"They are here" vs. "You are there"


Sometimes a system sounds like "they are here." That is, it sounds like the performance is taking place IN YOUR LISTENING ROOM.

Sometimes a system sounds like "you are there." That is, it sounds like you have been transported to SOME OTHER ACOUSTICAL SPACE where the performance is taking place.

Two questions for folks:

1. Do you prefer the experience of "they are here" or "you are there"?

2. What characteristics of recordings, equipment, and listening rooms account for the differences in the sound of "they are here" vs. "you are there"?
bryoncunningham

Showing 9 responses by cbw723

Personally, I find the "you are there" sensation a bit disorienting. I know where I am when I'm listening, and it's not in a jazz club, concert hall, or stadium. So when I hear the cues that suggest those places, I find them distracting and they distance me from the music. Maybe that's why I prefer studio-recorded material: it sounds like the music is there with me for my personal enjoyment.

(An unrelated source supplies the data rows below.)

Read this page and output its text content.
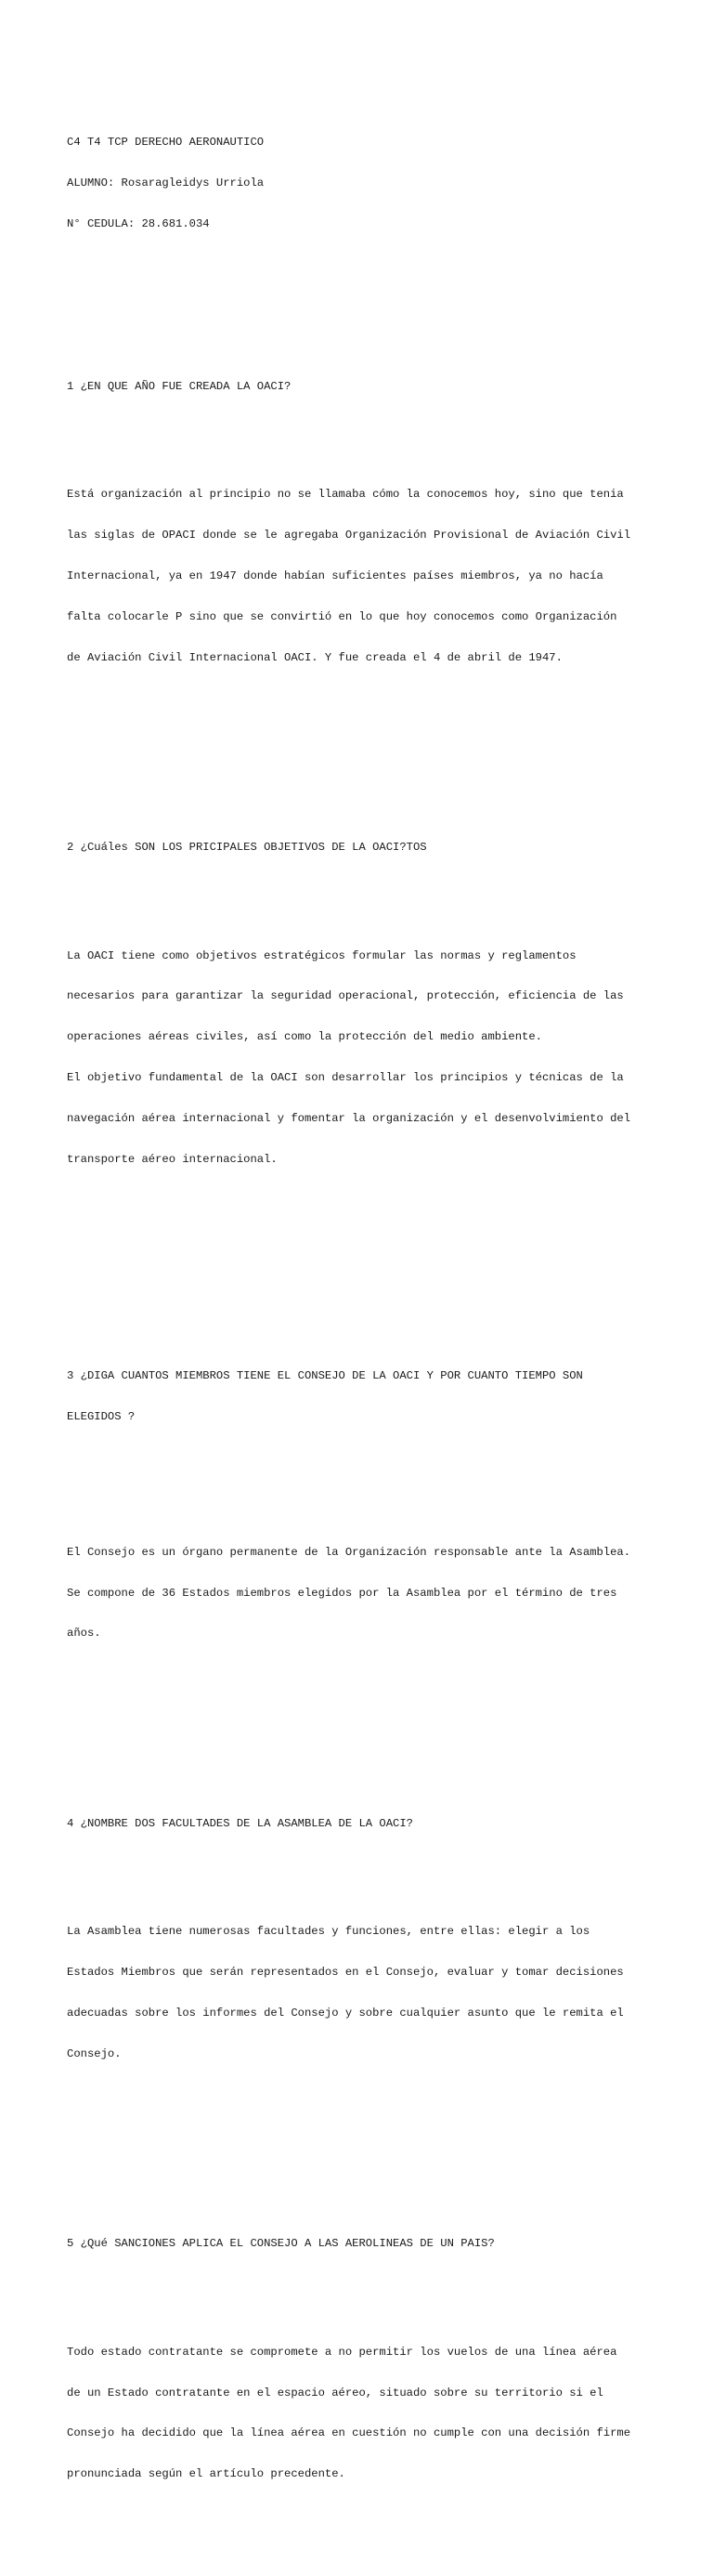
C4 T4 TCP DERECHO AERONAUTICO

ALUMNO: Rosaragleidys Urriola

N° CEDULA: 28.681.034

1 ¿EN QUE AÑO FUE CREADA LA OACI?

Está organización al principio no se llamaba cómo la conocemos hoy, sino que tenia

las siglas de OPACI donde se le agregaba Organización Provisional de Aviación Civil

Internacional, ya en 1947 donde habían suficientes países miembros, ya no hacía

falta colocarle P sino que se convirtió en lo que hoy conocemos como Organización

de Aviación Civil Internacional OACI. Y fue creada el 4 de abril de 1947.

2 ¿Cuáles SON LOS PRICIPALES OBJETIVOS DE LA OACI?TOS

La OACI tiene como objetivos estratégicos formular las normas y reglamentos

necesarios para garantizar la seguridad operacional, protección, eficiencia de las

operaciones aéreas civiles, así como la protección del medio ambiente.

El objetivo fundamental de la OACI son desarrollar los principios y técnicas de la

navegación aérea internacional y fomentar la organización y el desenvolvimiento del

transporte aéreo internacional.

3 ¿DIGA CUANTOS MIEMBROS TIENE EL CONSEJO DE LA OACI Y POR CUANTO TIEMPO SON

ELEGIDOS ?

El Consejo es un órgano permanente de la Organización responsable ante la Asamblea.

Se compone de 36 Estados miembros elegidos por la Asamblea por el término de tres

años.

4 ¿NOMBRE DOS FACULTADES DE LA ASAMBLEA DE LA OACI?

La Asamblea tiene numerosas facultades y funciones, entre ellas: elegir a los

Estados Miembros que serán representados en el Consejo, evaluar y tomar decisiones

adecuadas sobre los informes del Consejo y sobre cualquier asunto que le remita el

Consejo.

5 ¿Qué SANCIONES APLICA EL CONSEJO A LAS AEROLINEAS DE UN PAIS?

Todo estado contratante se compromete a no permitir los vuelos de una línea aérea

de un Estado contratante en el espacio aéreo, situado sobre su territorio si el

Consejo ha decidido que la línea aérea en cuestión no cumple con una decisión firme

pronunciada según el artículo precedente.
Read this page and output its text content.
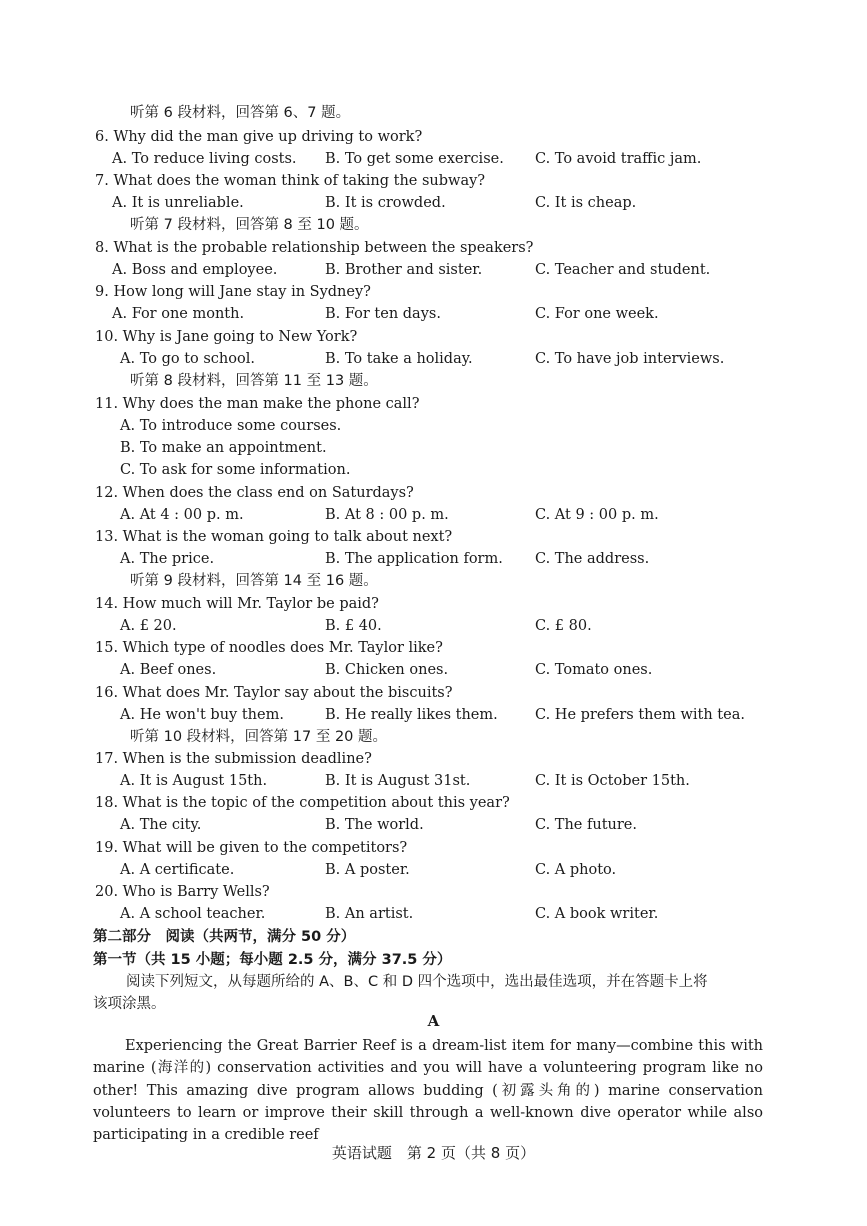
听第 6 段材料，回答第 6、7 题。
6. Why did the man give up driving to work?
A. To reduce living costs. B. To get some exercise. C. To avoid traffic jam.
7. What does the woman think of taking the subway?
A. It is unreliable.	B. It is crowded.	C. It is cheap.
听第 7 段材料，回答第 8 至 10 题。
8. What is the probable relationship between the speakers?
A. Boss and employee.	B. Brother and sister.	C. Teacher and student.
9. How long will Jane stay in Sydney?
A. For one month.	B. For ten days.	C. For one week.
10. Why is Jane going to New York?
A. To go to school.	B. To take a holiday.	C. To have job interviews.
听第 8 段材料，回答第 11 至 13 题。
11. Why does the man make the phone call?
A. To introduce some courses.
B. To make an appointment.
C. To ask for some information.
12. When does the class end on Saturdays?
A. At 4 : 00 p. m.	B. At 8 : 00 p. m.	C. At 9 : 00 p. m.
13. What is the woman going to talk about next?
A. The price.	B. The application form. C. The address.
听第 9 段材料，回答第 14 至 16 题。
14. How much will Mr. Taylor be paid?
A. £ 20.	B. £ 40.	C. £ 80.
15. Which type of noodles does Mr. Taylor like?
A. Beef ones.	B. Chicken ones.	C. Tomato ones.
16. What does Mr. Taylor say about the biscuits?
A. He won't buy them.	B. He really likes them.	C. He prefers them with tea.
听第 10 段材料，回答第 17 至 20 题。
17. When is the submission deadline?
A. It is August 15th.	B. It is August 31st.	C. It is October 15th.
18. What is the topic of the competition about this year?
A. The city.	B. The world.	C. The future.
19. What will be given to the competitors?
A. A certificate.	B. A poster.	C. A photo.
20. Who is Barry Wells?
A. A school teacher.	B. An artist.	C. A book writer.
第二部分　阅读（共两节，满分 50 分）
第一节（共 15 小题；每小题 2.5 分，满分 37.5 分）
阅读下列短文，从每题所给的 A、B、C 和 D 四个选项中，选出最佳选项，并在答题卡上将
该项涂黑。
A
Experiencing the Great Barrier Reef is a dream-list item for many—combine this with marine (海洋的) conservation activities and you will have a volunteering program like no other! This amazing dive program allows budding (初露头角的) marine conservation volunteers to learn or improve their skill through a well-known dive operator while also participating in a credible reef
英语试题　第 2 页（共 8 页）
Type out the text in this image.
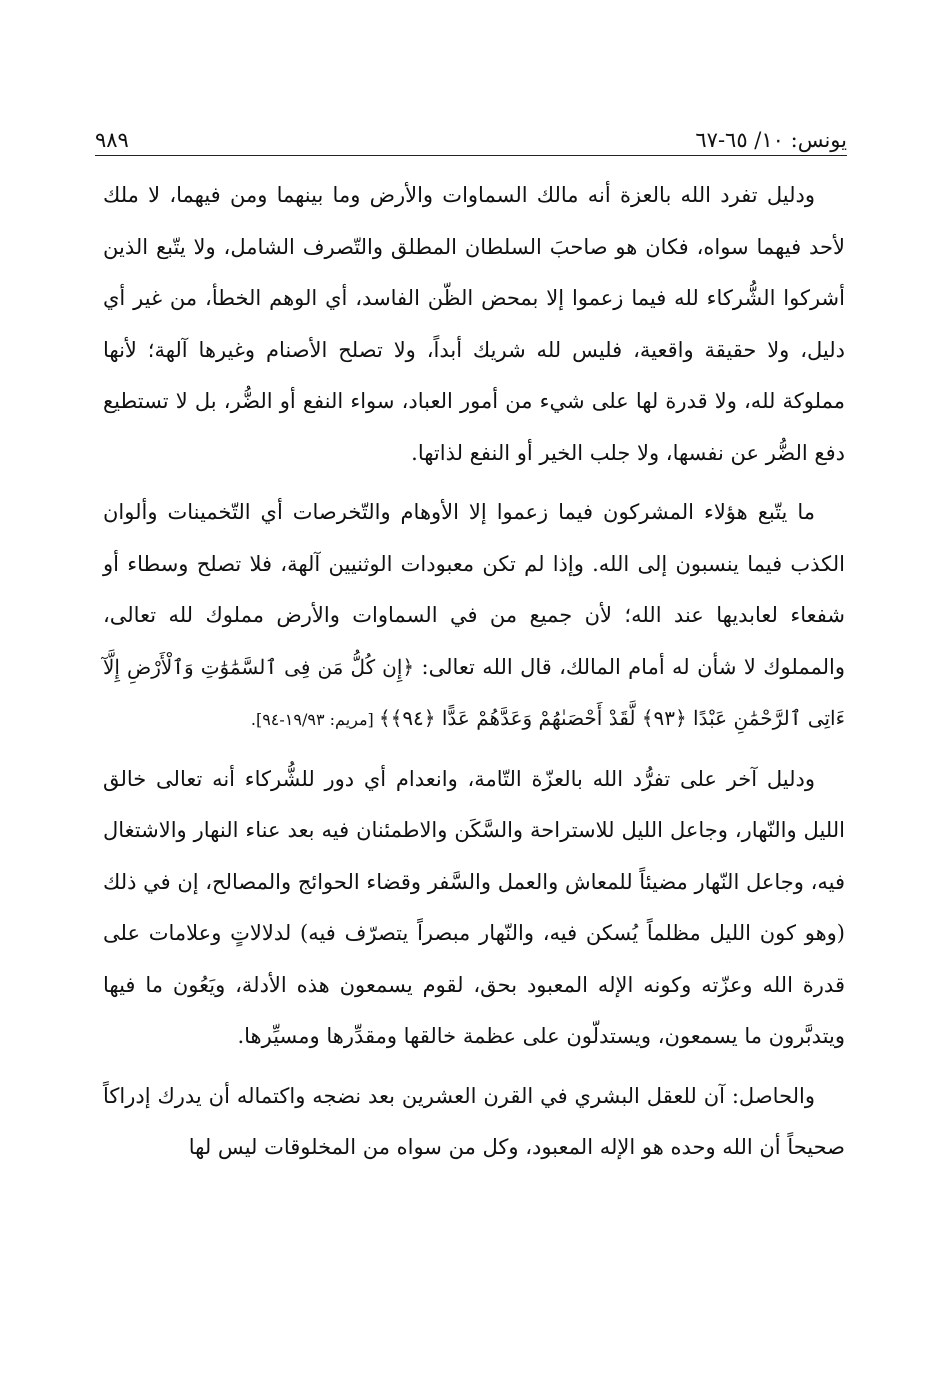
يونس: ١٠/ ٦٥-٦٧
٩٨٩

ودليل تفرد الله بالعزة أنه مالك السماوات والأرض وما بينهما ومن فيهما، لا ملك لأحد فيهما سواه، فكان هو صاحبَ السلطان المطلق والتّصرف الشامل، ولا يتّبع الذين أشركوا الشُّركاء لله فيما زعموا إلا بمحض الظّن الفاسد، أي الوهم الخطأ، من غير أي دليل، ولا حقيقة واقعية، فليس لله شريك أبداً، ولا تصلح الأصنام وغيرها آلهة؛ لأنها مملوكة لله، ولا قدرة لها على شيء من أمور العباد، سواء النفع أو الضُّر، بل لا تستطيع دفع الضُّر عن نفسها، ولا جلب الخير أو النفع لذاتها.

ما يتّبع هؤلاء المشركون فيما زعموا إلا الأوهام والتّخرصات أي التّخمينات وألوان الكذب فيما ينسبون إلى الله. وإذا لم تكن معبودات الوثنيين آلهة، فلا تصلح وسطاء أو شفعاء لعابديها عند الله؛ لأن جميع من في السماوات والأرض مملوك لله تعالى، والمملوك لا شأن له أمام المالك، قال الله تعالى: ﴿إِن كُلُّ مَن فِى ٱلسَّمَٰوَٰتِ وَٱلْأَرْضِ إِلَّآ ءَاتِى ٱلرَّحْمَٰنِ عَبْدًا ﴿٩٣﴾ لَّقَدْ أَحْصَىٰهُمْ وَعَدَّهُمْ عَدًّا ﴿٩٤﴾﴾ [مريم: ١٩/٩٣-٩٤].

ودليل آخر على تفرُّد الله بالعزّة التّامة، وانعدام أي دور للشُّركاء أنه تعالى خالق الليل والنّهار، وجاعل الليل للاستراحة والسَّكَن والاطمئنان فيه بعد عناء النهار والاشتغال فيه، وجاعل النّهار مضيئاً للمعاش والعمل والسَّفر وقضاء الحوائج والمصالح، إن في ذلك (وهو كون الليل مظلماً يُسكن فيه، والنّهار مبصراً يتصرّف فيه) لدلالاتٍ وعلامات على قدرة الله وعزّته وكونه الإله المعبود بحق، لقوم يسمعون هذه الأدلة، ويَعُون ما فيها ويتدبَّرون ما يسمعون، ويستدلّون على عظمة خالقها ومقدِّرها ومسيِّرها.

والحاصل: آن للعقل البشري في القرن العشرين بعد نضجه واكتماله أن يدرك إدراكاً صحيحاً أن الله وحده هو الإله المعبود، وكل من سواه من المخلوقات ليس لها
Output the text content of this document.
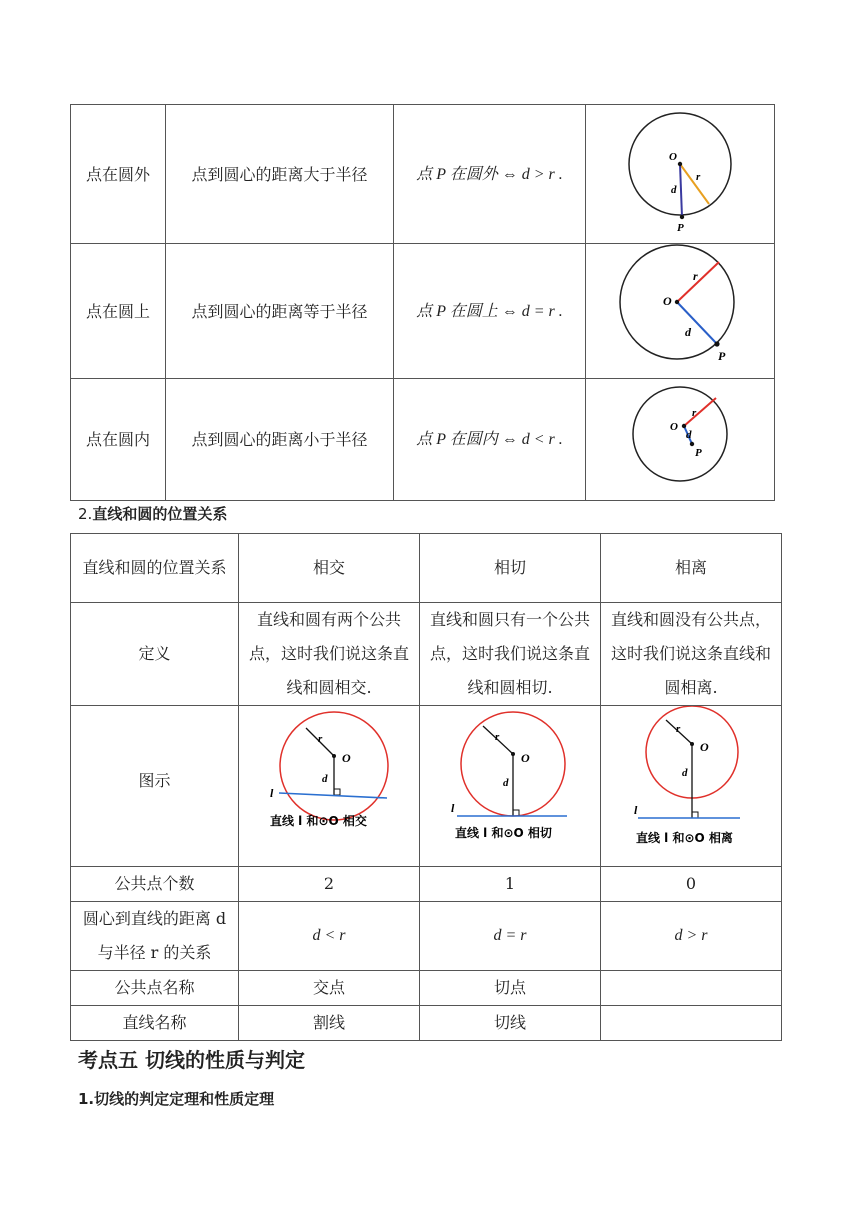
点在圆外	点到圆心的距离大于半径	点 P 在圆外 ⇔ d > r .	O
r
d
P

点在圆上	点到圆心的距离等于半径	点 P 在圆上 ⇔ d = r .	O
r
d
P

点在圆内	点到圆心的距离小于半径	点 P 在圆内 ⇔ d < r .	O
r
d
P
2.直线和圆的位置关系
直线和圆的位置关系	相交	相切	相离
定义	直线和圆有两个公共点，这时我们说这条直线和圆相交.	直线和圆只有一个公共点，这时我们说这条直线和圆相切.	直线和圆没有公共点，这时我们说这条直线和圆相离.
图示	O
r
d
l
直线 l 和⊙O 相交	O
r
d
l
直线 l 和⊙O 相切	O
r
d
l
直线 l 和⊙O 相离

公共点个数	2	1	0
圆心到直线的距离 d 与半径 r 的关系	d < r	d = r	d > r
公共点名称	交点	切点	
直线名称	割线	切线	
考点五 切线的性质与判定
1.切线的判定定理和性质定理
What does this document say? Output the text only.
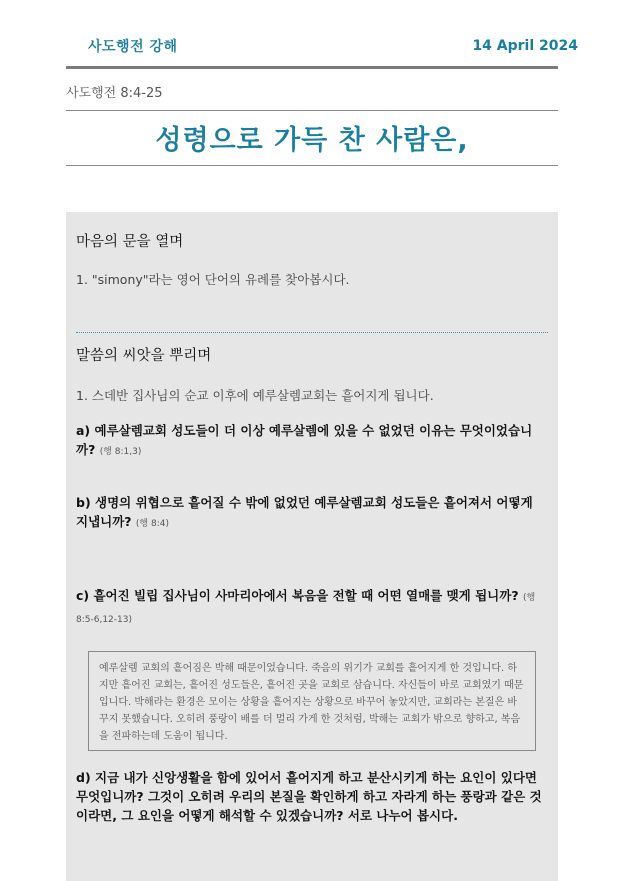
사도행전 강해	14 April 2024
사도행전 8:4-25
성령으로 가득 찬 사람은,
마음의 문을 열며
1. "simony"라는 영어 단어의 유례를 찾아봅시다.
말씀의 씨앗을 뿌리며
1. 스데반 집사님의 순교 이후에 예루살렘교회는 흩어지게 됩니다.
a) 예루살렘교회 성도들이 더 이상 예루살렘에 있을 수 없었던 이유는 무엇이었습니까? (행 8:1,3)
b) 생명의 위협으로 흩어질 수 밖에 없었던 예루살렘교회 성도들은 흩어져서 어떻게 지냅니까? (행 8:4)
c) 흩어진 빌립 집사님이 사마리아에서 복음을 전할 때 어떤 열매를 맺게 됩니까? (행 8:5-6,12-13)
예루살렘 교회의 흩어짐은 박해 때문이었습니다. 죽음의 위기가 교회를 흩어지게 한 것입니다. 하지만 흩어진 교회는, 흩어진 성도들은, 흩어진 곳을 교회로 삼습니다. 자신들이 바로 교회였기 때문입니다. 박해라는 환경은 모이는 상황을 흩어지는 상황으로 바꾸어 놓았지만, 교회라는 본질은 바꾸지 못했습니다. 오히려 풍랑이 배를 더 멀리 가게 한 것처럼, 박해는 교회가 밖으로 향하고, 복음을 전파하는데 도움이 됩니다.
d) 지금 내가 신앙생활을 함에 있어서 흩어지게 하고 분산시키게 하는 요인이 있다면 무엇입니까? 그것이 오히려 우리의 본질을 확인하게 하고 자라게 하는 풍랑과 같은 것이라면, 그 요인을 어떻게 해석할 수 있겠습니까? 서로 나누어 봅시다.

In my case, the acoustic treatment is easy: just make the room a bit on the acoustically dead side. For the "you are there" experience, I'd think you'd want to make your room's acoustics a bit like the venue of interest (without getting carried away). A jazz venue is small and a bit bright, a concert hall is cavernous, a stadium is, well, an acoustic nightmare. So I think you could probably tailor your room in one way or another to maximize a particular kind of venue, but that might have consequences for other types of recordings and venues.

Maybe Hesson11 is on to something. Maybe the best answer is a processor (that reproduces the ambience), and a few surround speakers. Many surround processors have this capability, and have settings for various venue effects. One could fork one's 2-channel line outs into a processor or receiver, and use it for its surround capabilities only. A lot of people are already effectively doing the same thing with their subs (substitute "low pass filter" for "processor"). Hmm, an easy enough experiment to try...
Bryon writes:
1. If an audiophile listens predominantly to one type of music, he should design his listening room (when possible) to approximate the typical characteristics of the recording spaces for that type of music, so as to promote the illusion that "he is there" for the music he usually listens to.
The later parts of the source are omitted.